Please let it be ok
It's killing you, isn't it?
I'm sorry. I'm more sorry than you'll ever know. Now, I'm not talking to someone that I'm hoping will read this, I'm talking to you. Just you. This is for you. I know you wish it wouldn't do this. You wish it wouldn't destroy you like this, and again I'm so sorry. It's hard. It's so hard, and it hurts even more. I know it's not okay now. People will tell you it's okay or you'll tell them it's okay and we all know that's a lie. This, right now, is no where near okay. But I promise you it will be. Now, even I don't fully believe that, so I'm not expecting you to, but please, please listen. We need to believe that.
I'm so very sorry for this, for what's going on, I truly, 100% am. But we need to know, eventually, it'll be okay. Pinky swear.
Maybe that was a time long ago...
I'm trying to think of a moment when I felt alive and it's hard. Maybe because I've been stuck in so much pain for what seems like years I've lost what it felt like to be alive. I guess I could consider the little things, going to see friends that care and joke and are happy make me feel somewhat alive. I don't feel dead or numb so I guess it's a start. Seeing the kids run and play can help but iy doesn't help every time. Sometimes it just makes things worse. Day dreaming about him and me can get my blood pumping and feeling better. Seeing him too. But maybe those are just distractions I give myself because I'm afraid of feeling truly dead. If this isn't it already, I don't want to find out what is.
Why must this be me?
You know those moments when you're so fucking angry? When you just want to throw something against the wall but you're too emotionally drained to even bawl?
That's me.
You know when people are constantly talking to you but you want someone random to say something to you out of the blue? To let them know they're thinking about you?
That's me.
You know those times when you want to breakdown? But you've already chosen to be lost and never be found?
That's me.
You know when people are telling you they care and that they'll always be there? But you know they're a bunch of liars and you're tired of being burned from other people's fires?
That's me.
There's nothing left in me
I'm lonely
I know no one can see
that they're destroying me
The Unexpected Text that will Change what Happens Next
I read over the words you've wrote.
I love you
I love you
I love you...
over and over and over.
Every time I do
I get a chilling sensation up my spine and an unexplainable amount of butterflies fluttering inside my stomach and mind
my arms and legs become numb
as if my physical body knows something's up
but my heart's not dumb
It won't be fooled by my attempts to stay calm
It begins to race
without my consent
All I can picture is your face forming the very words that might make me hellbent.

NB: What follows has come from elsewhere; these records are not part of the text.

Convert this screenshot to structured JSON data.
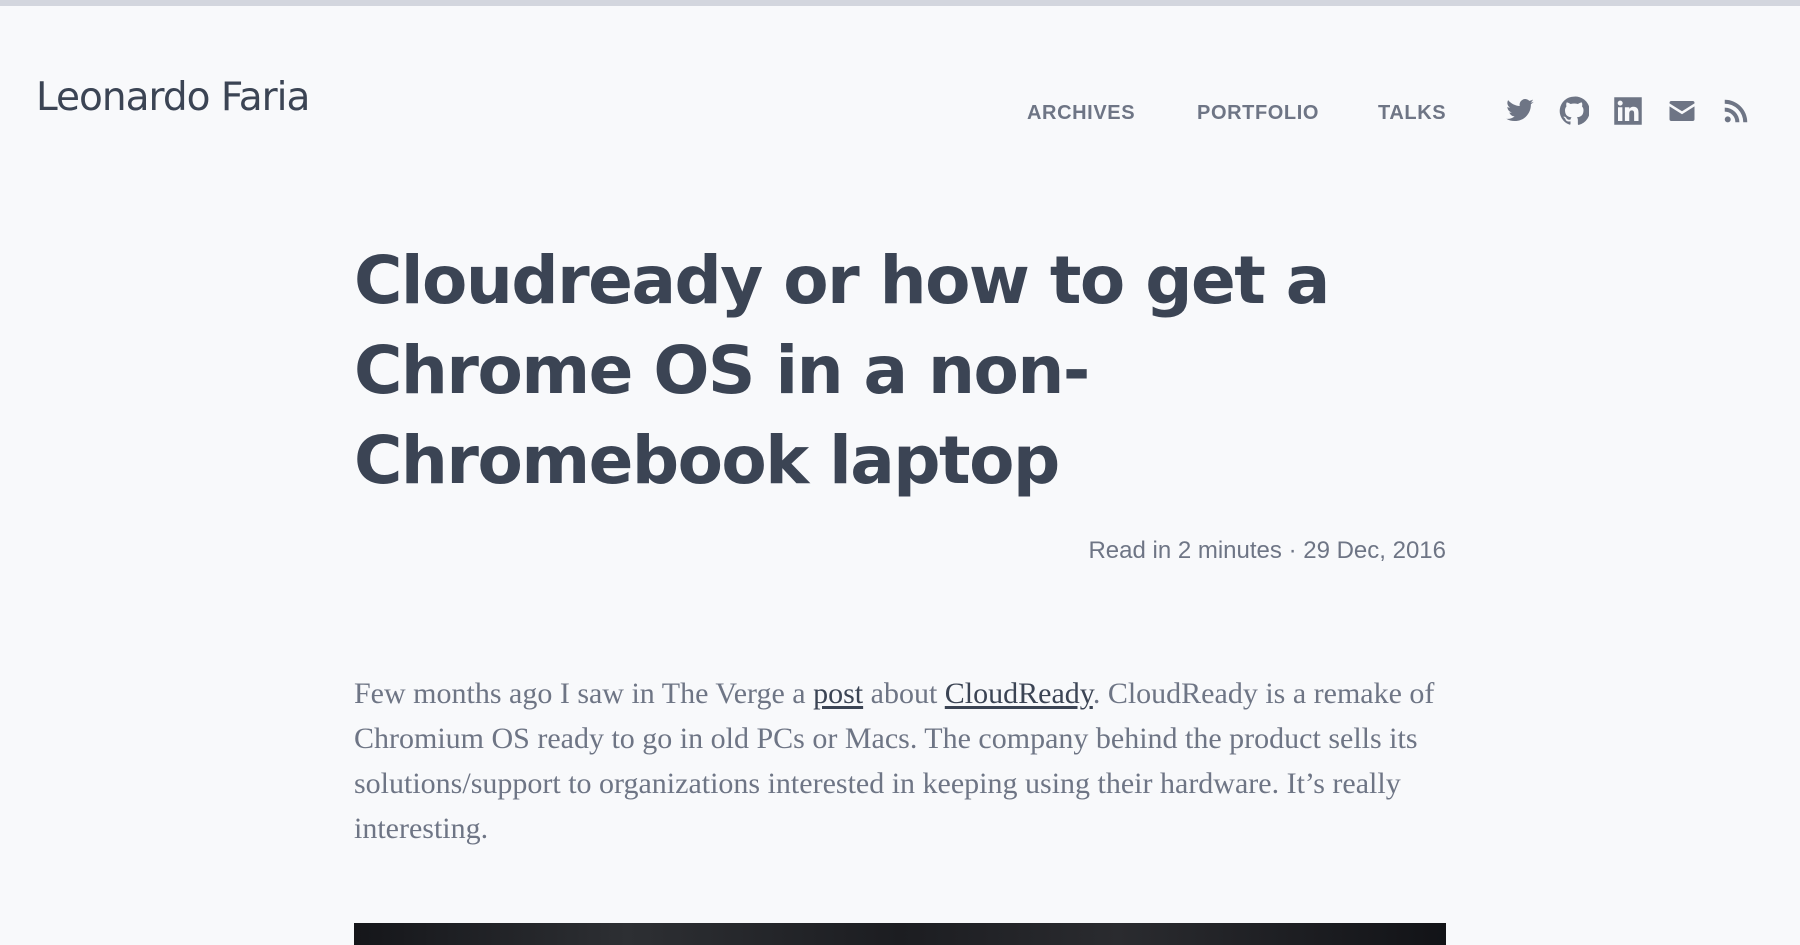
{
  "site": {
    "title": "Leonardo Faria"
  },
  "nav": {
    "items": [
      {
        "label": "ARCHIVES"
      },
      {
        "label": "PORTFOLIO"
      },
      {
        "label": "TALKS"
      }
    ]
  },
  "social": {
    "icons": [
      "twitter-icon",
      "github-icon",
      "linkedin-icon",
      "email-icon",
      "rss-icon"
    ]
  },
  "post": {
    "title": "Cloudready or how to get a Chrome OS in a non-Chromebook laptop",
    "meta": "Read in 2 minutes · 29 Dec, 2016",
    "body": {
      "text_1": "Few months ago I saw in The Verge a ",
      "link_1": "post",
      "text_2": " about ",
      "link_2": "CloudReady",
      "text_3": ". CloudReady is a remake of Chromium OS ready to go in old PCs or Macs. The company behind the product sells its solutions/support to organizations interested in keeping using their hardware. It’s really interesting."
    }
  },
  "colors": {
    "background": "#f8f9fb",
    "text": "#3b4454",
    "muted": "#6e7585",
    "top_bar": "#d3d6de"
  }
}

"I think I'm falling in love with you"
is all I can see
and those emotionless words staring back at me.
But I know they're not fake
You wouldn't joke around like this with so much at stake.
Painter and Writer
Imagine what we could do.
Paint combined with ink.
Doodles within chicken-scratch.
Color with black and white.
Images with words.
Touch your hand to mine and let our inner passions collide.
Let us mix together until we make a masterpiece. All our true colors and thoughts. Mixing up till they're one.
Imagine all the possibilities for a painter and writer.